Local bishop criticises Michael D. Higgins' statement following Nigerian church shooting
The bishop described Higgins' statement as "incorrect and far-fetched".
The Bishop of Owo in Nigeria has criticised Irish President Michael D. Higgins following a statement in response to a massacre in a local church this month.
40 people were shot dead in St Francis Catholic Church in Owo last Tuesday (7 June), and eighty-seven were injured.
“As President of Ireland, and on behalf of the people of Ireland, may I express my deepest condolences to the families of all those killed and injured in Owo District of Nigeria in the attack on St Francis Catholic Church, as they marked Pentecost Sunday," Higgins said.
"That such an attack was made in a place of worship is a source of particular condemnation, as is any attempt to scapegoat pastoral peoples who are among the foremost victims of the consequences of climate change.
"The neglect of food security issues in Africa, for so long has brought us to a point of crisis that is now having internal and regional effects based on struggles, ways of life themselves.
"The solidarity of us all, as peoples of the world, is owed to all those impacted not only by this horrible event but in the struggle by the most vulnerable on whom the consequences of climate change have been inflicted.”
Bishop Jude Ayodeji Arogundade thanked Higgins for the condolences, but strongly criticised aspects of the statement, describing the sentiments as "incorrect and far-fetched."
"To suggest or make a connection between victims of terror and consequences of climate change is not only misleading but also exactly rubbing salt to the injuries of all who have suffered terrorism in Nigeria," the bishop said.
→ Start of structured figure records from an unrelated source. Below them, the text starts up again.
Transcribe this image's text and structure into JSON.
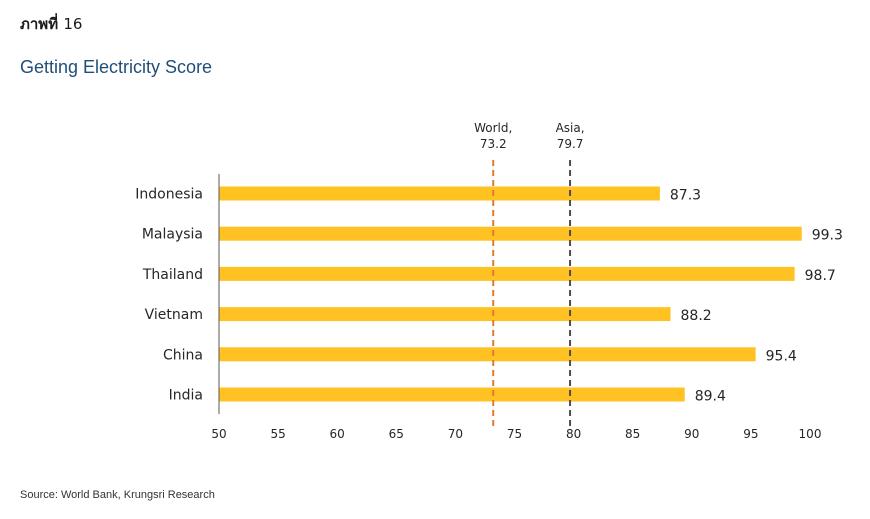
{
  "header": {
    "figure_label": "ภาพที่",
    "figure_number": "16",
    "title": "Getting Electricity Score"
  },
  "footer": {
    "source": "Source: World Bank, Krungsri Research"
  },
  "colors": {
    "bar": "#FFC222",
    "world_line": "#E07A2E",
    "asia_line": "#4D4D4D",
    "axis": "#595959",
    "text": "#262626"
  },
  "chart_data": {
    "type": "bar",
    "orientation": "horizontal",
    "title": "Getting Electricity Score",
    "categories": [
      "Indonesia",
      "Malaysia",
      "Thailand",
      "Vietnam",
      "China",
      "India"
    ],
    "values": [
      87.3,
      99.3,
      98.7,
      88.2,
      95.4,
      89.4
    ],
    "data_labels": [
      "87.3",
      "99.3",
      "98.7",
      "88.2",
      "95.4",
      "89.4"
    ],
    "xlim": [
      50,
      100
    ],
    "x_ticks": [
      50,
      55,
      60,
      65,
      70,
      75,
      80,
      85,
      90,
      95,
      100
    ],
    "grid": false,
    "reference_lines": [
      {
        "label_line1": "World,",
        "label_line2": "73.2",
        "value": 73.2,
        "style": "dashed",
        "color_key": "world_line"
      },
      {
        "label_line1": "Asia,",
        "label_line2": "79.7",
        "value": 79.7,
        "style": "dashed",
        "color_key": "asia_line"
      }
    ]
  }
}
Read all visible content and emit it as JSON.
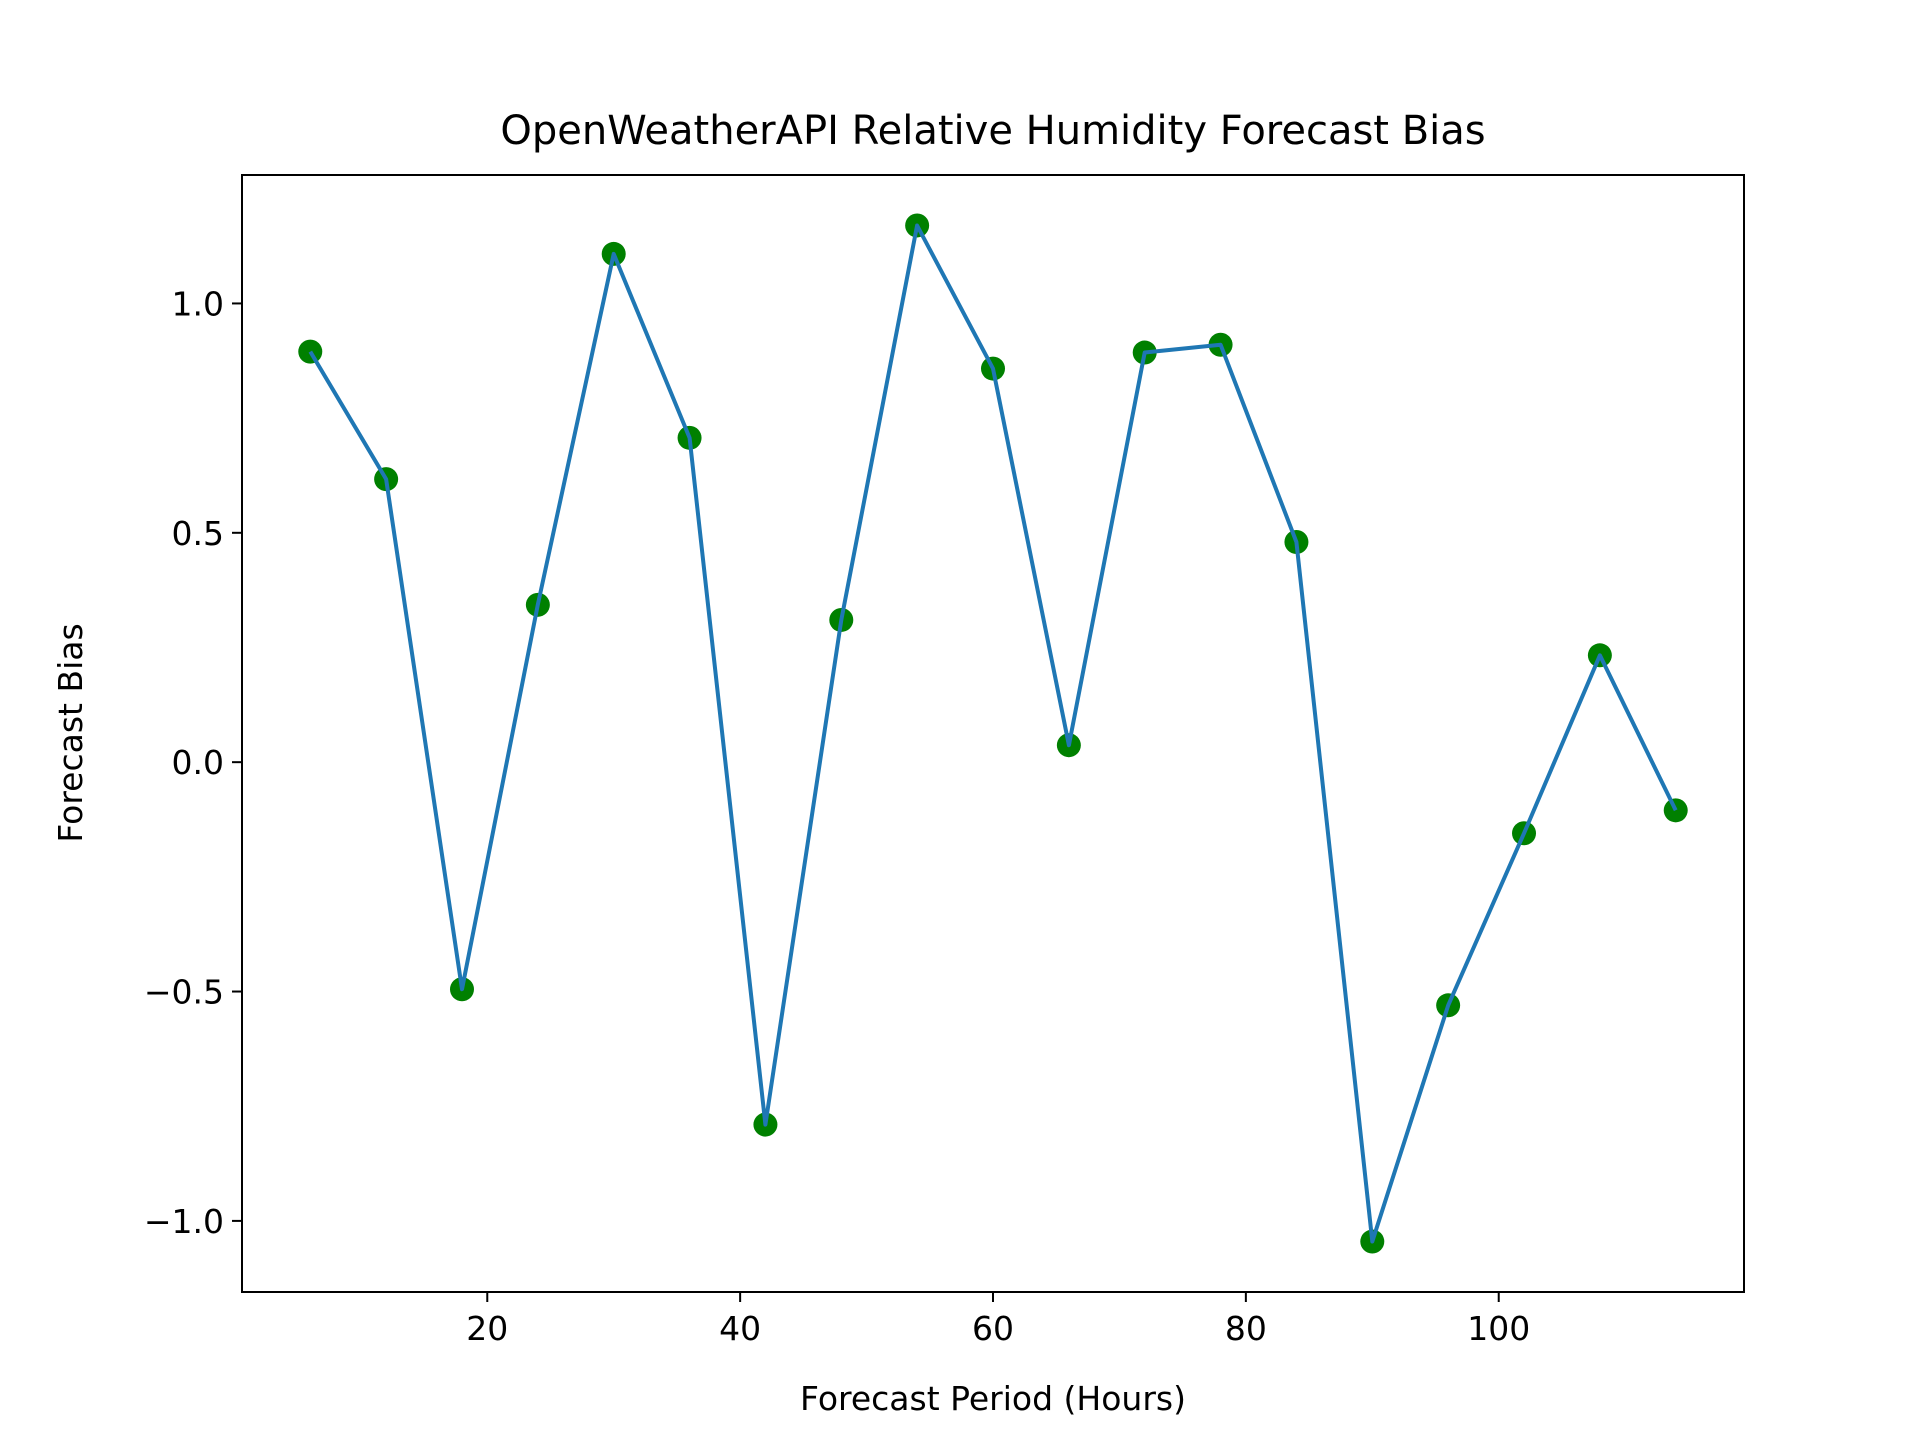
{
  "chart_data": {
    "type": "line",
    "title": "OpenWeatherAPI Relative Humidity Forecast Bias",
    "xlabel": "Forecast Period (Hours)",
    "ylabel": "Forecast Bias",
    "xlim": [
      0.6,
      119.4
    ],
    "ylim": [
      -1.155,
      1.28
    ],
    "xticks": [
      20,
      40,
      60,
      80,
      100
    ],
    "xtick_labels": [
      "20",
      "40",
      "60",
      "80",
      "100"
    ],
    "yticks": [
      1.0,
      0.5,
      0.0,
      -0.5,
      -1.0
    ],
    "ytick_labels": [
      "1.0",
      "0.5",
      "0.0",
      "−0.5",
      "−1.0"
    ],
    "grid": false,
    "legend": "none",
    "line_color": "#1f77b4",
    "marker_color": "#008000",
    "x": [
      6,
      12,
      18,
      24,
      30,
      36,
      42,
      48,
      54,
      60,
      66,
      72,
      78,
      84,
      90,
      96,
      102,
      108,
      114
    ],
    "y": [
      0.895,
      0.617,
      -0.495,
      0.343,
      1.108,
      0.707,
      -0.79,
      0.31,
      1.17,
      0.858,
      0.037,
      0.893,
      0.91,
      0.48,
      -1.045,
      -0.53,
      -0.155,
      0.233,
      -0.105
    ]
  }
}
"The victims of terrorism are of another category to which nothing else can be compared!
"It is very clear to anyone who has been closely following the events in Nigeria over the past few years that the underpinning issues of terrorist attacks, banditry, and unabated onslaught in Nigeria and in the Sahel region and climate change have nothing in common."
Ayodeji Arogundade said such statements were "deflections from the truth".